Cobalt is a mineral that leads to human rights violations in the Congo, but is not one of the minerals included in the Dodd-Frank Section 1502 Conflict Minerals Rule. Cobalt is an example of why 3TG should just be a starting-off point for companies investigating their supply chains, which can help uncover potential areas of risk and instances of unethical sourcing.
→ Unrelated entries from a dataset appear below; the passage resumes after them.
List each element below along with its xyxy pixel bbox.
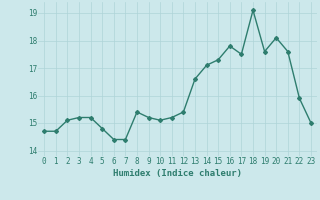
X-axis label: Humidex (Indice chaleur): Humidex (Indice chaleur): [113, 169, 242, 178]
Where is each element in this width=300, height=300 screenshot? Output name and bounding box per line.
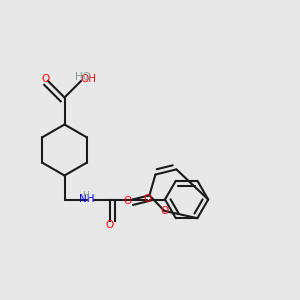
Text: NH: NH xyxy=(79,194,95,204)
Text: O: O xyxy=(160,206,169,216)
Text: O: O xyxy=(105,220,114,230)
Text: OH: OH xyxy=(80,74,97,85)
Text: O: O xyxy=(124,196,132,206)
Text: H: H xyxy=(82,191,89,200)
Text: HO: HO xyxy=(75,72,92,82)
Text: O: O xyxy=(143,194,151,204)
Text: O: O xyxy=(41,74,49,85)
Approximately 1,200 publicly-traded companies filed Conflict Minerals Reports with the U.S. Securities and Exchange Commission (SEC) this year, in accordance with Dodd-Frank Section 1502 (Conflict Minerals Rule). As the filings period for the 2015 reporting year has drawn to a close, companies are already preparing for the 2016 reporting year.

The Dodd-Frank Conflict Minerals Rule was established in light of the atrocious human rights abuses occurring in the Democratic Republic of the Congo and surrounding countries. The mining of Conflict Minerals, specifically tin, tantalum, tungsten, and gold (3TG), are in some cases known to fund militia groups. In addition, labor conditions in mining operations are of large concern, including forced and child labor. The DRC is a state riddled with violent conflict, economic unrest, and disease; according to the International Rescue Committee, the death toll is an estimated 5.4 million. Professor Joshua Goldstein of American University’s School of International Service estimates that 1 to 2 million people have fallen victim as a direct result of the conflict, which has been named the deadliest since World War II.

This January, Amnesty International released the report “This is What We Die For” that highlights human rights abuses caused by cobalt mining. The material is often used in paint pigments and as a component in lithium ion batteries used in cell phones and laptops. According to the report, the DRC is the largest supplier of the mineral, of which 20% comes from artisanal mines. There are approximately 150,000 artisanal mines, or “creuseurs,” which are highest-risk for human rights abuses, including forced child labor. In addition, the working conditions associated with unsafe mining processes can lead to fatal lung disease and dermatitis. According to Compliance Week article “Is Cobalt the Next Conflict Mineral?”, there has been a push to include cobalt in 3TG measures following the release of the Amnesty International report.

In the benchmarking study Conflict Minerals Reporting. A Deeper Look into RY2015 SEC Filings,” Source Intelligence analysts found that 75% of the companies specified having a Conflict Minerals policy. In addition, 69% of filers detailed actions they would be taking in the future in order to improve upon their due diligence process. In addition to determining the sourcing of 3TG, it is imperative that companies take corrective action, and at the same time be cognisant that not all mines in the DRC help fund the conflict. Non-profit groups such as the CFSI have provided certifications to smelters and refiners who comply with conflict-free protocol. The process of Conflict Minerals determination should also help companies beg the question of whether any other materials that are sourced along the supply chain lead to human rights abuses. Cobalt is a perfect, but not exclusive example of a material that may not be outlined in a regulation that requires attention. The Conflict Minerals Rule is not merely a reporting exercise; it is a call-to-action for companies to deeply investigate the sourcing of materials along their supply chains and help mitigate risk.